По дымному следу. (Из рассказов дона Фелипе)
– Мать моя женщина, как вспоминать начинаю, так очко и по сю пору играет.
Взяли нас в парашютисты в тридцать пятом, Осоавиахим, бортюхи драные, так бы всех без парашютов и покидал бы вниз… Я-то коренной москвич, а они откуда попало. В основном из деревни. В четыре утра встаем, в пять на поле, в шесть прыгаем, в восемь на завод. А ты думал! Еще срок тогда за опоздание не придумали, чинга их мадре, а остальное уже все было.

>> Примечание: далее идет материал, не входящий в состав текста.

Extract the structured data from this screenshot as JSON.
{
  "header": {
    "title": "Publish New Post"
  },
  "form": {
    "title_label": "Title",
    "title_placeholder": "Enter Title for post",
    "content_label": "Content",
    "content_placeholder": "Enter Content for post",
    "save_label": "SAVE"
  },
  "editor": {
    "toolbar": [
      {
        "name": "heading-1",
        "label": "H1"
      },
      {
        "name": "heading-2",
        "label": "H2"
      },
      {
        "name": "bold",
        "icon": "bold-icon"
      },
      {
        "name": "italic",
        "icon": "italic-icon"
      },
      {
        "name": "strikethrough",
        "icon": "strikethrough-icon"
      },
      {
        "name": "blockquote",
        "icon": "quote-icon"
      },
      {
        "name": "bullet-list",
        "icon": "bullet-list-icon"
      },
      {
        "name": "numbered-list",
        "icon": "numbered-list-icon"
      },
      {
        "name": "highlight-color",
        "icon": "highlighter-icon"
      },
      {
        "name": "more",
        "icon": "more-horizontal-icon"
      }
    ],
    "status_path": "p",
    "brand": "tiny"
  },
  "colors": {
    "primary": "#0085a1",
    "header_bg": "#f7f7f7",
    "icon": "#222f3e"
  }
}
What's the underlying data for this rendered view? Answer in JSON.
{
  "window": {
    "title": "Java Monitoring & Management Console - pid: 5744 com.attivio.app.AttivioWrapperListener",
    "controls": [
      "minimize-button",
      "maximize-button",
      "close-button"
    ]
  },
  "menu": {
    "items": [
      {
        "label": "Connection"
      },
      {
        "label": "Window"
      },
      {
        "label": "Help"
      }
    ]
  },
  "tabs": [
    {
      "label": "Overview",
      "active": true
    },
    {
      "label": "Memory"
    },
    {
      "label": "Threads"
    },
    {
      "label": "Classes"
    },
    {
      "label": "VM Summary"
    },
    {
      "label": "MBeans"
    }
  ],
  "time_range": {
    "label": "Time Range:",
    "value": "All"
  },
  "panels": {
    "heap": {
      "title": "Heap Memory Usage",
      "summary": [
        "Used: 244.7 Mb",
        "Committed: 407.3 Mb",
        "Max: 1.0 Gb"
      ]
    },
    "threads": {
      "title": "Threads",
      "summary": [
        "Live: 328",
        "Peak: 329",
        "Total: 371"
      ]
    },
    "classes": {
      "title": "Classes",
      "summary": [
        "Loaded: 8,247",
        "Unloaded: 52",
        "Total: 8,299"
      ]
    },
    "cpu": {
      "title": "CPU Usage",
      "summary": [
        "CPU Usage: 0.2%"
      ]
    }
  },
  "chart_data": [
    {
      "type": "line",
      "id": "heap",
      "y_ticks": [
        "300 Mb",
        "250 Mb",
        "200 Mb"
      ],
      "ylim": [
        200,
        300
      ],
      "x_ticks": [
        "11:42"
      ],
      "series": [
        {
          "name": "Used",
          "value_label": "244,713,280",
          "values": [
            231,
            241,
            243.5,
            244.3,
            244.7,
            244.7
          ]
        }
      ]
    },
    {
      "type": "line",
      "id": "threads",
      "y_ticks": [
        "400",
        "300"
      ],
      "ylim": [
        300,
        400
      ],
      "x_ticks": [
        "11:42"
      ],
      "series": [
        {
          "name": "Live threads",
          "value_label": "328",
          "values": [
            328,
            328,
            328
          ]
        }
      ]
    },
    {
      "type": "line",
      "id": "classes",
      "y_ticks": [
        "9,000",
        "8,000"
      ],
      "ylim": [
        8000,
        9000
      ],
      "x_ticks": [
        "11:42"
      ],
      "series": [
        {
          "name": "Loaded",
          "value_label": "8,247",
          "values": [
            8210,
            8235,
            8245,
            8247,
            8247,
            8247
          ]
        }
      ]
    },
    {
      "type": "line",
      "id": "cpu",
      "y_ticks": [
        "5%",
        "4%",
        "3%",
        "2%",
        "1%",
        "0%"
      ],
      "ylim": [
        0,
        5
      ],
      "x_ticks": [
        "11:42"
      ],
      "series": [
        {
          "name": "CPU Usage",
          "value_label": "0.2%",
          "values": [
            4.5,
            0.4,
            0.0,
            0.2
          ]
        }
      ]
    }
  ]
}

И вот мы, молодые дубы, надрывались: да и не только дубы, девки тоже скакали с небес, как лягвы в ведьмин день. Сколько их поубивалось – страх. Да которые и не поубивались, от тех тоже толку мало было… да. Вот. А потом отобрали из нас, скакунов, полторы сотни. Энкаведе отобрало. Ну, с моей-то пролетарской анкетой вопросов не было.
И – стали готовить отдельно. На Кавказ увезли, в Боржом. Раньше вода такая была… И вот после этой их подготовочки осталось нас из полутора сотен всего-то шесть десятков. Остальные кто побился, кто померз. Потому что без привычки…
Так вот готовили, не в пример… Потом вернулись в Москву, в Монино. Там лагерь наш был. Еще две группы туда же прикатили: их отдельно от нас натаскивали.
Короче, собралось нас двести гавриков. И вот в тридцать шестом уже, в начале года, приезжает к нам товарищ Агранов, большой руки чекист, сперва рассказывает про дружбу свою с Маяковским, декламирует поэму «Хорошо!», а уж потом и начинает проводить настоящую политграмоту.
Высоко в горах, говорит товарищ Агранов, живут и трудятся махатмы (мы их тут же «мохнатыми» прозвали). С Лениным они крепко дружили, письма ему писали.
Дескать, правильно, Ильич, сделали, что церквы порушили, что в алтарях насрали, что богато людей поубивали. Одобряли ленинскую политику. А теперь их англичане начали было в оборот брать. И вот должны мы их освободить от колониального гнета…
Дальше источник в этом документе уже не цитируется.